Australia, misalkan, negara ini juga melaksanakan UN, tetapi proses dan bentuknya sungguh jauh berbeda dengan kita. Di sana, peserta didik diwajibkan memilih enam mata pelajaran yang diminatinya. Enam mata pelajaran itu kemudian menjadi bahan ujian baginya. Apabila siswa ingin menjadi dokter, dia akan memilih mata ujian yang sesuai dengan kebutuhan keahlian studi kedokteran; Matematika, Biologi, Kimia, dst. Dan kalau dia seorang yang suka dalam soal seni tari, maka dia akan mengambil mata ujian tari, tanpa harus mengambil mata ujian matematika yang tidak diminatinya. Dengan begitu, peserta ujian akan lulus dengan nilai-nilai yang memuaskan, sebab sesuai dengan minta dan kemampuannya.

Indonesia bisa memperkaya konsep UN (Ujian Nasional) dengan memadukan konsep UN yang diterapkan Filipina, dan juga Australia. Filipina juga menerapkan UN, hanya bedanya orientasi UN bukan untuk menentukan kelulusan siswa. UN dilaksanakan, namun dengan fokus sebagai bahan evaluasi kebijakan peningkatan kualitas pendidikan nasional. UN dijadikan sebagai bahan atau informasi evaluasi bagi pemerintah dan bukan bagi siswa. Dengan begitu, beban utamanya dari hasil buruk dan baik bukan pada siswa, tetapi pemerintah. Bukankah pemerintah hadir dan diberi hak mengelolah pendidikan secara formal? Kalau demikian, sudah sepatutnya hasil baik atau buruk dari keadaan pendidikan menjadi tanggung jawab utama pemerintah dan bukan masyarakat, dalam hal ini siswa.

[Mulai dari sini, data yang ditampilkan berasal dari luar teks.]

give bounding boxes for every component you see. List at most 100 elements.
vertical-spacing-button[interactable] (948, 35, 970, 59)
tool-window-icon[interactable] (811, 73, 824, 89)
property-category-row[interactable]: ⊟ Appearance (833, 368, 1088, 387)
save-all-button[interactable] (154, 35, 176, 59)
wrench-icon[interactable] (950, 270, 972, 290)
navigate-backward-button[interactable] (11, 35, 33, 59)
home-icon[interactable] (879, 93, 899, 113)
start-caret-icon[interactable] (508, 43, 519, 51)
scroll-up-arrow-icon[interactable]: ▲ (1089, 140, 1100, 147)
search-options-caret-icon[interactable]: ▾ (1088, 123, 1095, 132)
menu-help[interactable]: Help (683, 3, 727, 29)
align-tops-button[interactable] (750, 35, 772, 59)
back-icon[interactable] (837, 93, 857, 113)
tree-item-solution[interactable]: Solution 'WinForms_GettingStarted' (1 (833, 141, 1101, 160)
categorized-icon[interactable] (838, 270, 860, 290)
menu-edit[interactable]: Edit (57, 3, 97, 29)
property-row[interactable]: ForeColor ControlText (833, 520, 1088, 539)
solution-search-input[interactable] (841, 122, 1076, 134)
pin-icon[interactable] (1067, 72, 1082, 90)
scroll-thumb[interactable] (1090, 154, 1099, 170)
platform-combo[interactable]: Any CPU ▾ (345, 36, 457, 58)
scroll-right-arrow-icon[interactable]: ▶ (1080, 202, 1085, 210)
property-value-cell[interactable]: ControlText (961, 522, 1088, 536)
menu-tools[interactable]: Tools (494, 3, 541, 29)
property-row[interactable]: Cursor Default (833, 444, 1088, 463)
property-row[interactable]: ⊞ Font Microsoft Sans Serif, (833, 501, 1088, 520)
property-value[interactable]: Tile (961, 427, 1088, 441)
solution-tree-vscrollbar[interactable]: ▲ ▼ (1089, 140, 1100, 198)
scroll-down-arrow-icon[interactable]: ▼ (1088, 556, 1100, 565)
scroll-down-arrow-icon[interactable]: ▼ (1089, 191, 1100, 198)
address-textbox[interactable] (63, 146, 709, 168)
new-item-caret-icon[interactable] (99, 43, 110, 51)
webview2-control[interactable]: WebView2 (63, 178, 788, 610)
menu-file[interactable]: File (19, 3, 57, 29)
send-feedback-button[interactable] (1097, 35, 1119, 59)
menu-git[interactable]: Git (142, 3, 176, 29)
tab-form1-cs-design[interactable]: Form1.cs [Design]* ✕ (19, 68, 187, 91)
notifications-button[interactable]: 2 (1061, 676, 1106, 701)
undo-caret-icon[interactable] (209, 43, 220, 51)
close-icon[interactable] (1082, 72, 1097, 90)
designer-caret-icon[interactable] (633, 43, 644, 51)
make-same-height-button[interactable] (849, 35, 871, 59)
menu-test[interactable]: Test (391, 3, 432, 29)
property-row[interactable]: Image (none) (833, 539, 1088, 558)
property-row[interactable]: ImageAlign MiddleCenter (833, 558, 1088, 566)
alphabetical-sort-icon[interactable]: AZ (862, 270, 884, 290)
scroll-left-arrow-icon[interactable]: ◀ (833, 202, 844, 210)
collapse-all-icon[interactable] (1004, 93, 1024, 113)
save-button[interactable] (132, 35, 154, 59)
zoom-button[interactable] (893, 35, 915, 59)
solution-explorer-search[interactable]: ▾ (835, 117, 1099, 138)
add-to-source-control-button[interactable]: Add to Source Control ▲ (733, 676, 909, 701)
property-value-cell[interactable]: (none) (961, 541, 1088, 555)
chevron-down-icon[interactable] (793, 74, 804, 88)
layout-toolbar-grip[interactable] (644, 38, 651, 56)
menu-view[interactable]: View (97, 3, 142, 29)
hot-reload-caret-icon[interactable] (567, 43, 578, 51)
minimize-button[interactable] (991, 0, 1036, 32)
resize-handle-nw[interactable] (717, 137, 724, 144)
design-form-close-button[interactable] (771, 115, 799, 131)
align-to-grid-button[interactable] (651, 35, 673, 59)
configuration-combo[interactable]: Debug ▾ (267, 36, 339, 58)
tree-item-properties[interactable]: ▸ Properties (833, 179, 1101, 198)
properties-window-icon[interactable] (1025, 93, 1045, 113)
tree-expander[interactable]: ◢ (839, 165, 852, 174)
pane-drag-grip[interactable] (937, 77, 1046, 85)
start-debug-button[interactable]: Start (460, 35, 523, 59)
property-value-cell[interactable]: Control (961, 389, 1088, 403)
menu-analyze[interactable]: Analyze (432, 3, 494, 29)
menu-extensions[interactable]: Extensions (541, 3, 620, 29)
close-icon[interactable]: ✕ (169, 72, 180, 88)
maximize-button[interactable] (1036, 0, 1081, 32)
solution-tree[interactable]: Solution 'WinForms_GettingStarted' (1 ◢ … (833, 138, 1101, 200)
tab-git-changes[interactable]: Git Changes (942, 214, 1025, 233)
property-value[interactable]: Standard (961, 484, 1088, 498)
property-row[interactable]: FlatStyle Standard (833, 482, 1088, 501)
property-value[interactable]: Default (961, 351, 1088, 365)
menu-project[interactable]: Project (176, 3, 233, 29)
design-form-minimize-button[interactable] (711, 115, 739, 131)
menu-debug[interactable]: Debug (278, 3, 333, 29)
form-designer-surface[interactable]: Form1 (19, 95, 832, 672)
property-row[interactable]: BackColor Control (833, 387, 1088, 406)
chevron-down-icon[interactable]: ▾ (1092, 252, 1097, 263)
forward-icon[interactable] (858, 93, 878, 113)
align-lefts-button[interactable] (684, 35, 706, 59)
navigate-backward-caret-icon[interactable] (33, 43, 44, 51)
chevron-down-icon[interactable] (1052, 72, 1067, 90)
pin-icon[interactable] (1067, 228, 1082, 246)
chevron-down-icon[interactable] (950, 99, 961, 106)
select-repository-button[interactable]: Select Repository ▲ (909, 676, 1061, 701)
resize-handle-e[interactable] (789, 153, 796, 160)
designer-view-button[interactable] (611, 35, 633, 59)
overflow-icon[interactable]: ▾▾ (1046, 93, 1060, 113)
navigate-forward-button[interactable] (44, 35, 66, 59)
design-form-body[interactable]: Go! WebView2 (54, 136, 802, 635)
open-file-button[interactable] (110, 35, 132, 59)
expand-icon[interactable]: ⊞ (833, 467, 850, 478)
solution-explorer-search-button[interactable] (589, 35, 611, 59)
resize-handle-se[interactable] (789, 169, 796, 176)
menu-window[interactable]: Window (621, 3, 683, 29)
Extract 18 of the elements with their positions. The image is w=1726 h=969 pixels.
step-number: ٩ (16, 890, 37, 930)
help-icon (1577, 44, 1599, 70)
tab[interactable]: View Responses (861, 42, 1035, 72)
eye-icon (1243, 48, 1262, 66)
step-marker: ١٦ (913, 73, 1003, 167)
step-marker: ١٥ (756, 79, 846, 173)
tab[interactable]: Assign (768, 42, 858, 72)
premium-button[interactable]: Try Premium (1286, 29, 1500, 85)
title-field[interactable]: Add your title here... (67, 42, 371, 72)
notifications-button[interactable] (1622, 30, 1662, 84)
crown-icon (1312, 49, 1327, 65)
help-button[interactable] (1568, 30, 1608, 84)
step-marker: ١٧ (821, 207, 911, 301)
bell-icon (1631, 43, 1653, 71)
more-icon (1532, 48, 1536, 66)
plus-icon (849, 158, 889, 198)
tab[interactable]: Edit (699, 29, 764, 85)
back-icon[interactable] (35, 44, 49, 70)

Penerapan UN di 2011 tetap perlu dicermati dan bersiap dievaluasi kembali. Ini penting, sebab apa yang akan diterapkan pemerintah di 2011 itu masih tetap berparadigma lama. Pemerintah masih membebankan dampak buruk pendidikan kepada masyarakat, selain siswa masih diposisikan sebagai obyek dan bukan subyek pendidikan. Kita juga harus terus mendorong agar pemerintah mau menghapuskan UN sebagai penentu kelulusan, dan mengantinya dengan konsep UN yang menghargai siswa, serta sebagai alat pemetaan kemampuan siswa dan kualitas pendidikan nasional. Mari kita jadikan Ujian  Nasional (UN) yang tidak kurang dan tidak lebih dari itu!